I have real health insurance for the first time in my adult life, which means waiting rooms with soft light and water coolers and new magazines instead of hard plastic chairs full of terrified girls and exhausted women. I can’t tell you the difference a waiting room makes in making you feel like a person. I have a dermatologist, to whom I have been referred because of a family history of melanoma: the cancer that killed K and will likely not kill me, thanks to the dermatologist. The dermatologist has hair so perfect I want to ask him if it is real. He also administers Botox, should I be in need. Last month the dermatologist biopsied moles on my calf and my back and told me to come in again today for an excision because the results came back atypical.
Excision: a clean, cutting word that is almost onomatopoeic. Atypical: a word that does not sit on the tongue with the menace it actually connotes.
The dermatologist told me not to worry. I didn’t tell him I wasn’t crying for myself.
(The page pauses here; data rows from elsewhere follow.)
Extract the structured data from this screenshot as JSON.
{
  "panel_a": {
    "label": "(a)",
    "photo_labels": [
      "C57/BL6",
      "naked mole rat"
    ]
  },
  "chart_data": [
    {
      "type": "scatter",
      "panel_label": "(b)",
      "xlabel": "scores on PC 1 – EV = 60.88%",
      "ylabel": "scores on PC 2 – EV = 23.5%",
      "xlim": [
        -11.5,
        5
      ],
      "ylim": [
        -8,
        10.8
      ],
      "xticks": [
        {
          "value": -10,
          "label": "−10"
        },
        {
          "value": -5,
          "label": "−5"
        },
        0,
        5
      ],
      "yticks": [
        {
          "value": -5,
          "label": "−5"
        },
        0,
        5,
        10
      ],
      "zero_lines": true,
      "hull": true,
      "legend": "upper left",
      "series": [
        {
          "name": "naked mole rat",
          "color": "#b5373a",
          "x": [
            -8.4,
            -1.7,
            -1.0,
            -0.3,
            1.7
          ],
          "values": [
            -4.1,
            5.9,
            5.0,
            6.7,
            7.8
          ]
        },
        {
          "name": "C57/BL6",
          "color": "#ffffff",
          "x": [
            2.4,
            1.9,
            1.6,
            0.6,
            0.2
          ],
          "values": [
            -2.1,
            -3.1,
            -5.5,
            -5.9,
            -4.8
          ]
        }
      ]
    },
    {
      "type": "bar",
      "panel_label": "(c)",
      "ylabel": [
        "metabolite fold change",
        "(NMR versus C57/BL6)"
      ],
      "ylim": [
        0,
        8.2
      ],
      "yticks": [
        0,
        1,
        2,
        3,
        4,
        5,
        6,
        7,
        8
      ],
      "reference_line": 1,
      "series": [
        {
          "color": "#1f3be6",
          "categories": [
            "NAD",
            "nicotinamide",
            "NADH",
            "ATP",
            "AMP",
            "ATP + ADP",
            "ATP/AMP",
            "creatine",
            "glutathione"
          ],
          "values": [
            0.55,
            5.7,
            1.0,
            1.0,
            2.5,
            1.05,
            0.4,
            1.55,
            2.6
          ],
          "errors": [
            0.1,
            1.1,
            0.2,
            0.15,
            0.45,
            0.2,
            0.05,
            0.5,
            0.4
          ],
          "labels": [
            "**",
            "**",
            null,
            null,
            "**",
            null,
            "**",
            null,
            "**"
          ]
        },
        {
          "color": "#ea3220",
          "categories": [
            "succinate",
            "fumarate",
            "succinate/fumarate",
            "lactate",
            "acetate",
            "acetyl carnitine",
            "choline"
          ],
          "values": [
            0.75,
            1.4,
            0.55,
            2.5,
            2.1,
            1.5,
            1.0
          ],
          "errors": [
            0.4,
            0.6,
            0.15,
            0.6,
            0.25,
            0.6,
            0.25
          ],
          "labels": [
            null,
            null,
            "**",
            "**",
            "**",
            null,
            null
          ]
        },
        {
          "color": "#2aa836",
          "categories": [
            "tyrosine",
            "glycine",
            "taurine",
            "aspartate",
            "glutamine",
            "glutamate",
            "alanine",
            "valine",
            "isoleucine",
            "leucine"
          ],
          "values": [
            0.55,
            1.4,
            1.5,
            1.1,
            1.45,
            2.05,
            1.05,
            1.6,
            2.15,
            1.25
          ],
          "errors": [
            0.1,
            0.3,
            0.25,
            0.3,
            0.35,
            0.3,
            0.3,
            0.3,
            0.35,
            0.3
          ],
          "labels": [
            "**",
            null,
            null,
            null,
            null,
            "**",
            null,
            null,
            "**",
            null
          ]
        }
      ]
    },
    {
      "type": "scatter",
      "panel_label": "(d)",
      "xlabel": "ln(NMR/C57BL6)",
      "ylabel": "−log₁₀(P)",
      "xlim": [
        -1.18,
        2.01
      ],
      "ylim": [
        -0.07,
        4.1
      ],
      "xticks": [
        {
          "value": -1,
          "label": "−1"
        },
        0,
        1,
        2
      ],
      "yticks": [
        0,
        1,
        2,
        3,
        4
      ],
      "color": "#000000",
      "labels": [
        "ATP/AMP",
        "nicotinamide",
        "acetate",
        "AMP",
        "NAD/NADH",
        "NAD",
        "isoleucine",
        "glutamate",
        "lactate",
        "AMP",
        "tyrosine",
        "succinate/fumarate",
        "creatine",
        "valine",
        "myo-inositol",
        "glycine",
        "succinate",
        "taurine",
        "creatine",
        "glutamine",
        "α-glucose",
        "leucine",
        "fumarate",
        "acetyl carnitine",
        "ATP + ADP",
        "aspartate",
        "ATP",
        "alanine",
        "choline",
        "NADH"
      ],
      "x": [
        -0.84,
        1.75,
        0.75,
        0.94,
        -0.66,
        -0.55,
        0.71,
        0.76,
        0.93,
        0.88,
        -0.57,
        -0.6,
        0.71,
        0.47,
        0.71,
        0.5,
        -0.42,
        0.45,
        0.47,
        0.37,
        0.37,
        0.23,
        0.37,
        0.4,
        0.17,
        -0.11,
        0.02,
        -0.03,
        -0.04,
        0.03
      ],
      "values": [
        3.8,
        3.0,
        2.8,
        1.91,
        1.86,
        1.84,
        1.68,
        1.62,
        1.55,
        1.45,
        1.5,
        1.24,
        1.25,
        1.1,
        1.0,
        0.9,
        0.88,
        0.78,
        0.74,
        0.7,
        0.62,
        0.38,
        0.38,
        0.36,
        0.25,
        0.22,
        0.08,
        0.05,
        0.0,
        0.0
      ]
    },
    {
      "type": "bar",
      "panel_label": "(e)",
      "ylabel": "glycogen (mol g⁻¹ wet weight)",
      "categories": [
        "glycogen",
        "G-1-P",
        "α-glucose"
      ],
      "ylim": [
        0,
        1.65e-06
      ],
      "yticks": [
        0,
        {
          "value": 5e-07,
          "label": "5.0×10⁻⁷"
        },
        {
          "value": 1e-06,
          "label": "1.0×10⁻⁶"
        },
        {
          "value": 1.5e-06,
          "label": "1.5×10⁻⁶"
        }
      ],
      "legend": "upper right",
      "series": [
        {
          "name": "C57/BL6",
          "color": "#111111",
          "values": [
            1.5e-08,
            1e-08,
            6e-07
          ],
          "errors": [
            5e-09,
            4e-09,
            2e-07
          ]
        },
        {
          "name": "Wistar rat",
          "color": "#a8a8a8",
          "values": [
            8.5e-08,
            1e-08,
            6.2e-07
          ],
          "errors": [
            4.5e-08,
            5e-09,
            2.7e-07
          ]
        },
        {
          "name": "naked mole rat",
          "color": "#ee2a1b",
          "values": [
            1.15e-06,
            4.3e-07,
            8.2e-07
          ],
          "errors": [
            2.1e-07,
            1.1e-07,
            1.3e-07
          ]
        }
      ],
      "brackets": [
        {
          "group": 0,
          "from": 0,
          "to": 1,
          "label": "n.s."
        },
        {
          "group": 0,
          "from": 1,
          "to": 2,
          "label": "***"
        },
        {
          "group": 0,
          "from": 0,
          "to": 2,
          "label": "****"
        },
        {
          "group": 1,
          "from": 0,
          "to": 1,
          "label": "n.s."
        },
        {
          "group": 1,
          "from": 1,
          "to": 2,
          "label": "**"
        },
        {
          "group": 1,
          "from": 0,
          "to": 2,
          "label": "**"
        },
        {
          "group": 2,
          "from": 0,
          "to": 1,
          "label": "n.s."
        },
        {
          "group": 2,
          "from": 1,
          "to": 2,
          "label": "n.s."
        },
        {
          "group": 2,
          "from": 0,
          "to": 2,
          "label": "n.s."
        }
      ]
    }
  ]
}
The dermatologist sutured me up neatly and told me to take it easy for the next few days, so as to avoid pain and scarring, and I wanted to tell him that pain and I are old friends. I wanted to tell him about the years I spent carving lines into my thighs with a pocketknife long after the point such a quirk stops being sad-girl glamorous and starts being just sad, leaning into the luscious sting like I was greeting a lover. I wanted to tell him about the time I wrecked my bike in the middle of an intersection in Portland and split open my knee so deep that I could see bone, and somebody called the paramedics but I didn’t have insurance then and I asked them to call my friend to take me to the hospital instead. When the paramedics came they wouldn’t leave until my friend got there and so I sat in the ambulance with them and told them jokes and one of them said Usually chicks freak out when they see this much blood and I told him that was sexist, I told him to slap a bandaid on my leg and take me to a bar and I’d drink them all under the fucking table. They liked that. The story of my own toughness: my favorite story to tell. In the emergency room I looked on, curious, as the doctor sewed me up, and she said Usually people don’t like to watch this, and I said, I’ve never seen the inside of my own knee.
I wanted to tell the dermatologist about the two hours I spent last weekend in Portland, before my redeye flight to New York, getting drunk with the only two people left in that city who still speak to me. How all I wanted to talk about was K but it was too late, they’d already done all the talking they wanted to do about her, they didn’t need me dragging my selfish hurt through lives they were trying to piece together around her absence. I could have gone back when she was sick or back for her memorial and talked about her then but I didn’t, because I didn’t have the guts to face my history in order to mourn her among people who also loved her, and so instead of talking about K we talked about weddings to which I was not invited and old friends’ new babies I will never meet, and on my way to the airport I felt as though the loss caged inside me was clawing its way out through my chest. On the plane the flight attendant asked me if I was all right. It was nice of him. I said that I was fine.
I don’t mind pain, I wanted to tell the dermatologist, because trauma to the body leaves a wound that can heal. Because any kind of pain is better than grief. That’s all right, I said instead. I’m not afraid of scars.